The Correct Option is C

Step 1: General equation of the circle.
The general equation of a circle is: \[ x^2 + y^2 + 2gx + 2fy + c = 0 \] Since the circle passes through the origin, we substitute \( x = 0 \) and \( y = 0 \) into the equation: \[ 0 + 0 + 2g \cdot 0 + 2f \cdot 0 + c = 0 \quad \Rightarrow \quad c = 0 \] Thus, the equation becomes: \[ x^2 + y^2 + 2gx + 2fy = 0 \] Step 2: Apply the x- and y-intercepts.

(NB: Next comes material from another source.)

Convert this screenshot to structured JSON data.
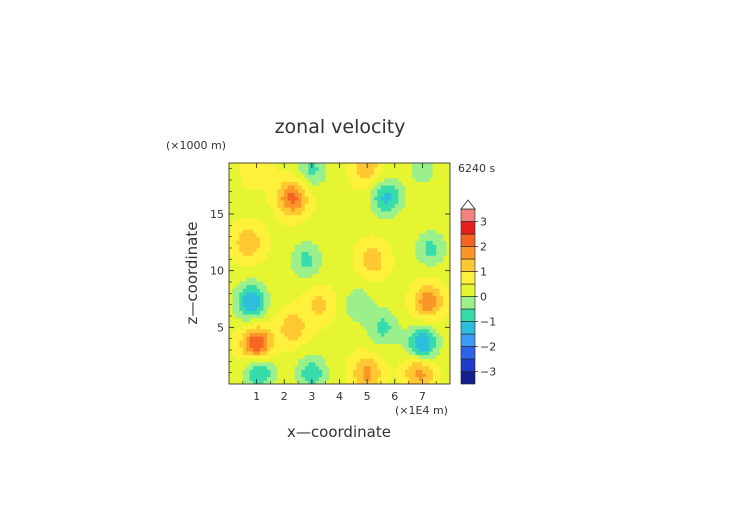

We are given the x-intercept is 3 and the y-intercept is -5. For the x-intercept, set \( y = 0 \), and for the y-intercept, set \( x = 0 \). Substituting these values: For the x-intercept, \( y = 0 \): \[ 3^2 + 0^2 + 2g \cdot 3 + 2f \cdot 0 = 0 \quad \Rightarrow \quad 9 + 6g = 0 \quad \Rightarrow \quad g = -\frac{3}{2} \] For the y-intercept, \( x = 0 \): \[ 0^2 + (-5)^2 + 2g \cdot 0 + 2f \cdot (-5) = 0 \quad \Rightarrow \quad 25 - 10f = 0 \quad \Rightarrow \quad f = \frac{5}{2} \] Step 3: Final equation.
Substitute \( g = -\frac{3}{2} \) and \( f = \frac{5}{2} \) into the equation: \[ x^2 + y^2 - 3x + 5y = 0 \] Step 4: Conclusion.
Thus, the equation of the circle is \( \boxed{x^2 + y^2 - 3x + 5y = 0} \).